By: Ann Binlot
When people think of Miami locations, they think of the water and the views. For its first Design Miami foray, the team at design show CASACOR went for the latter. ‘We couldn’t find anything we liked on the water, and then we found these houses in a prime location,’ says CASACOR Miami CEO Lucio Grimaldi, who is referring to the three high-rise penthouses located at RISE at Brickell City Centre, which is the site of the inaugural CASACOR Miami. The experiential exhibition will be on view there through 18 December.
‘We decided to try and franchise in the States, and take advantage of Miami being midway between South America and the United States,’ says CASACOR director Alex Stevens. In South America, the showcase is celebrating its 30th year, with exhibitions in various countries throughout the continent. The 20,000 sq ft Miami edition is located on the 43rd floor of RISE in penthouses that range from $3.5 million to $6 million, and offers stunning views of the surrounding areas.
The rooms are just as varied as the designers CASACOR tapped to decorate them. Designers were given free reign over the project. ‘When you give freedom to designers, good things come out of it,’ explains Grimaldi.
The result is eclectic, spanning the whimsical to more traditional rooms. Suchi Reddy decorated the dining room in her area with an Anima Domus rug that emulates a collection of athletic jerseys that are stitched together, topping it with a simple white dining table by Ammann Gallery. She also tapped Cey Adams to create a graffiti covered mural over the already existing kitchen mural.
Studio Guilherme Torres conceptualised a clean, stark white bedroom with pieces by Espasso and Gessi, while Gustavo Neves went for a sexier, darker look, hanging a piece of art by Luis Pons Design Lab that consists of chainmail stuck on to a magnetic board.
Elsewhere, Peruvian designer Roque Saldias used an alligator skull covered in gold, and ponchos sewn together for a rug to adorn his space, adding a Syrian dowry from the 1800s. Cable Design created a living room and kitchen full of bold swathes of colour inspired by geometric art, and a glass table by Useche and Axia Design Niche.

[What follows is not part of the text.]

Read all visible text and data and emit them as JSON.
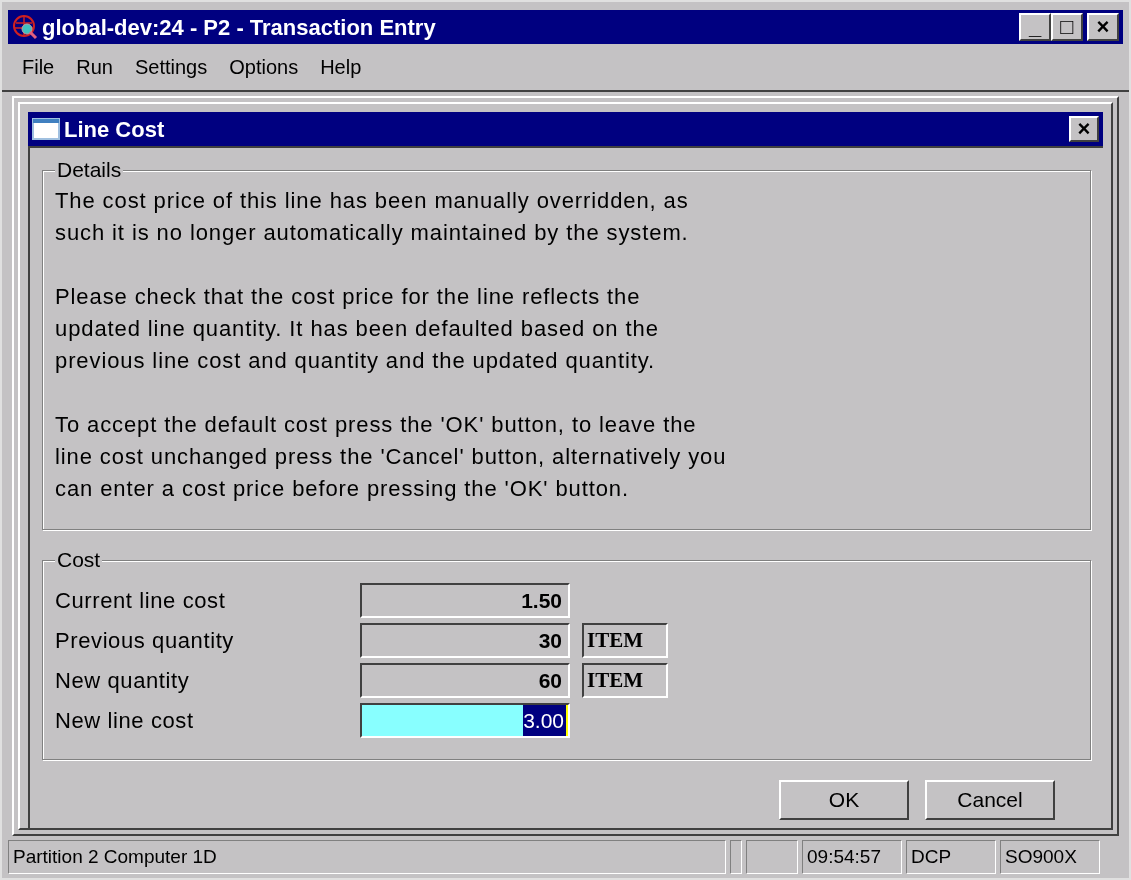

In keeping with the theme of Miami Art Week, plenty of works decorated the walls, like Joan Hall’s pieces made of found nets and resin that called on conservation efforts, and Liz Tokatlilar and Erwin Georgi’s maze of colourful neon lights.
‘We have an international flavour, and it reflects the Miami culture. Because you have people from all over the world, and it’s less traditional,’ muses Grimaldi.